The California Public Utilities Commission (CPUC) will vote in January on a proposal to create a "Telecommunications Consumer Fraud Unit," part of the latest version of the state's controversial Consumer Bill of Rights.
Also in the new Bill of Rights is a proposal for a consumer-education campaign as well as a proposal to extend the CPUC's toll-free consumer hotline.
"With traditional regulation it takes years to bring a case against a company that is ripping off consumers -- that won't work in today's fast-paced telecom world," said CPUC Commissioner Susan Kennedy. "This proposal gives the CPUC the tools to protect consumers against fraud in real-time, and provides consumers with the tools they need to protect themselves."
Kennedy, regarded as a pro-business Democrat, drafted the measure with CPUC President Michael Peevey but she won't be around for the January vote.
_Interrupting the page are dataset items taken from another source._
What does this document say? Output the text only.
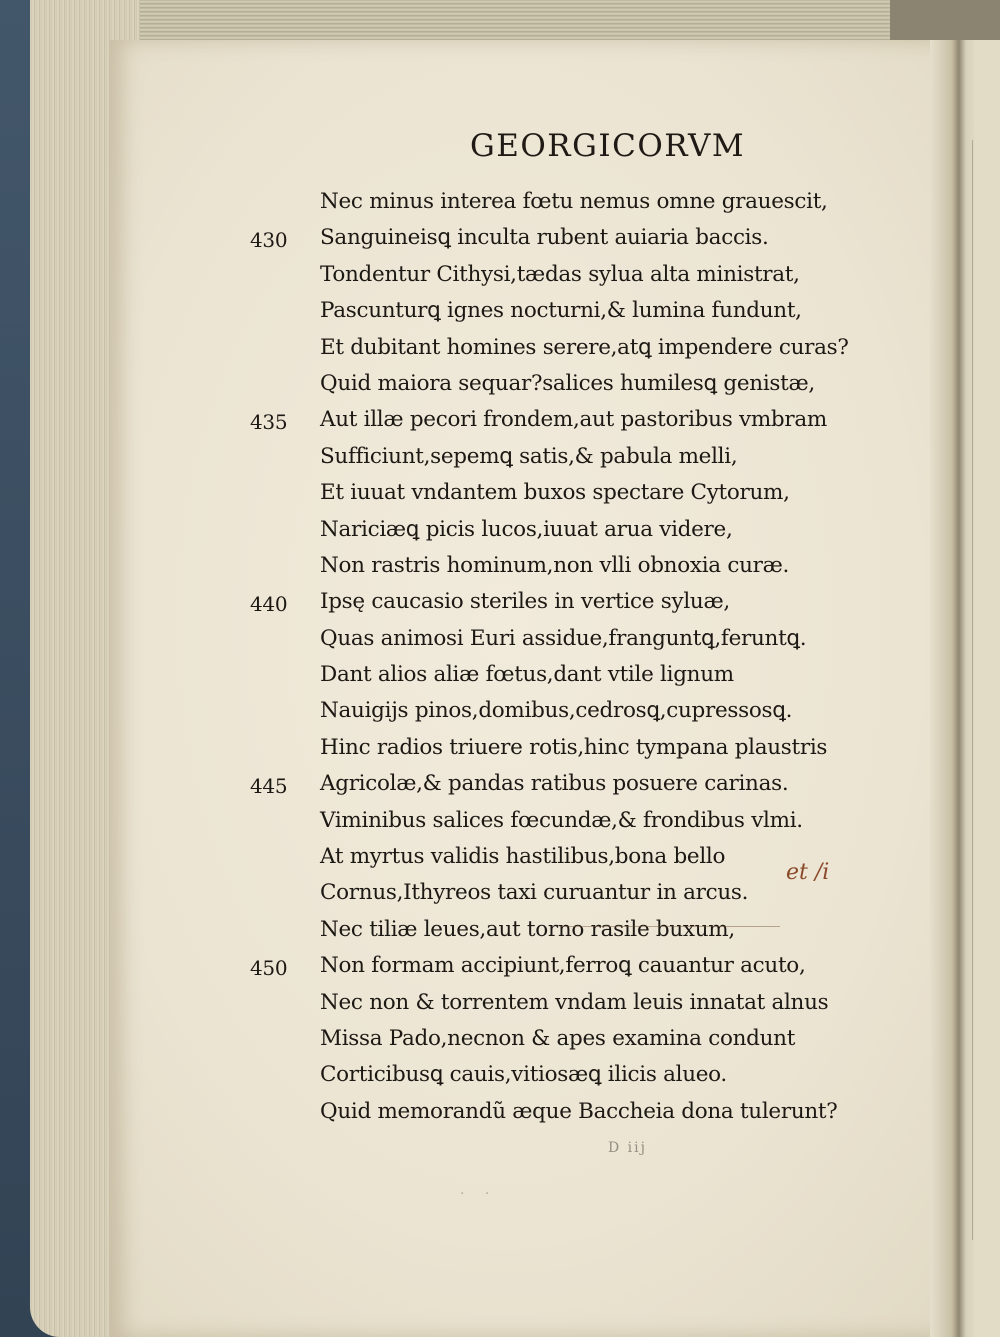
GEORGICORVM
Nec minus interea fœtu nemus omne grauescit,
430 Sanguineisꝗ inculta rubent auiaria baccis.
Tondentur Cithysi,tædas sylua alta ministrat,
Pascunturꝗ ignes nocturni,& lumina fundunt,
Et dubitant homines serere,atꝗ impendere curas?
Quid maiora sequar?salices humilesꝗ genistæ,
435 Aut illæ pecori frondem,aut pastoribus vmbram
Sufficiunt,sepemꝗ satis,& pabula melli,
Et iuuat vndantem buxos spectare Cytorum,
Nariciæꝗ picis lucos,iuuat arua videre,
Non rastris hominum,non vlli obnoxia curæ.
440 Ipsę caucasio steriles in vertice syluæ,
Quas animosi Euri assidue,franguntꝗ,feruntꝗ.
Dant alios aliæ fœtus,dant vtile lignum
Nauigijs pinos,domibus,cedrosꝗ,cupressosꝗ.
Hinc radios triuere rotis,hinc tympana plaustris
445 Agricolæ,& pandas ratibus posuere carinas.
Viminibus salices fœcundæ,& frondibus vlmi.
At myrtus validis hastilibus,bona bello
Cornus,Ithyreos taxi curuantur in arcus.
Nec tiliæ leues,aut torno rasile buxum,
450 Non formam accipiunt,ferroꝗ cauantur acuto,
Nec non & torrentem vndam leuis innatat alnus
Missa Pado,necnon & apes examina condunt
Corticibusꝗ cauis,vitiosæꝗ ilicis alueo.
Quid memorandũ æque Baccheia dona tulerunt?
et /i
D iij
· ·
She's leaving the CPUC to become chief of staff to Gov. Arnold Schwarzenegger, a Republican who opposes additional wireless regulations.
Peevey and Kennedy both voted to suspend the original Telecommunications Consumer Bill of Rights in January 2005 after cell phone companies spent hundreds of thousands of dollars on lobbying efforts.
The latest version isn't being very well received either. Verizon Wireless was the first to issue a broadside against it.
"Verizon Wireless believes that state regulation aimed at the highly competitive, high-tech wireless industry, such as the new burdensome rules, is unnecessary and inappropriate," said Michael Bagley, Verizon Wireless West area executive vice president of public policy.
"California already boasts the toughest consumer-protection laws in the nation, and those laws apply to all competitive industries, including the wireless industry. Adding an extra layer of regulation at the CPUC will hurt and cost consumers," Bagley said.
The new rule's prospects are murky. Passage will require a majority of the five-member CPUC. With Kennedy gone, and possibly not replaced by the time the vote takes place, a majority may be hard to come by.
The new guidelines cover wireless and wireline carrier disclosure, marketing, service initiation and changes, billing and other business practices. The guidelines were crafted through compromise by CPUC Commissioner Geoffrey Brown (D) and were supported by consumer proponents, disability rights advocates and others.
Besides throwing money around in Sacramento, the wireless industry is heavily lobbying Congress and the Federal Communications Commission to further pre-empt state regulation of wireless phone operators. The wireless industry would like to see Congress do away with any remaining state rules affecting wireless and broadband services.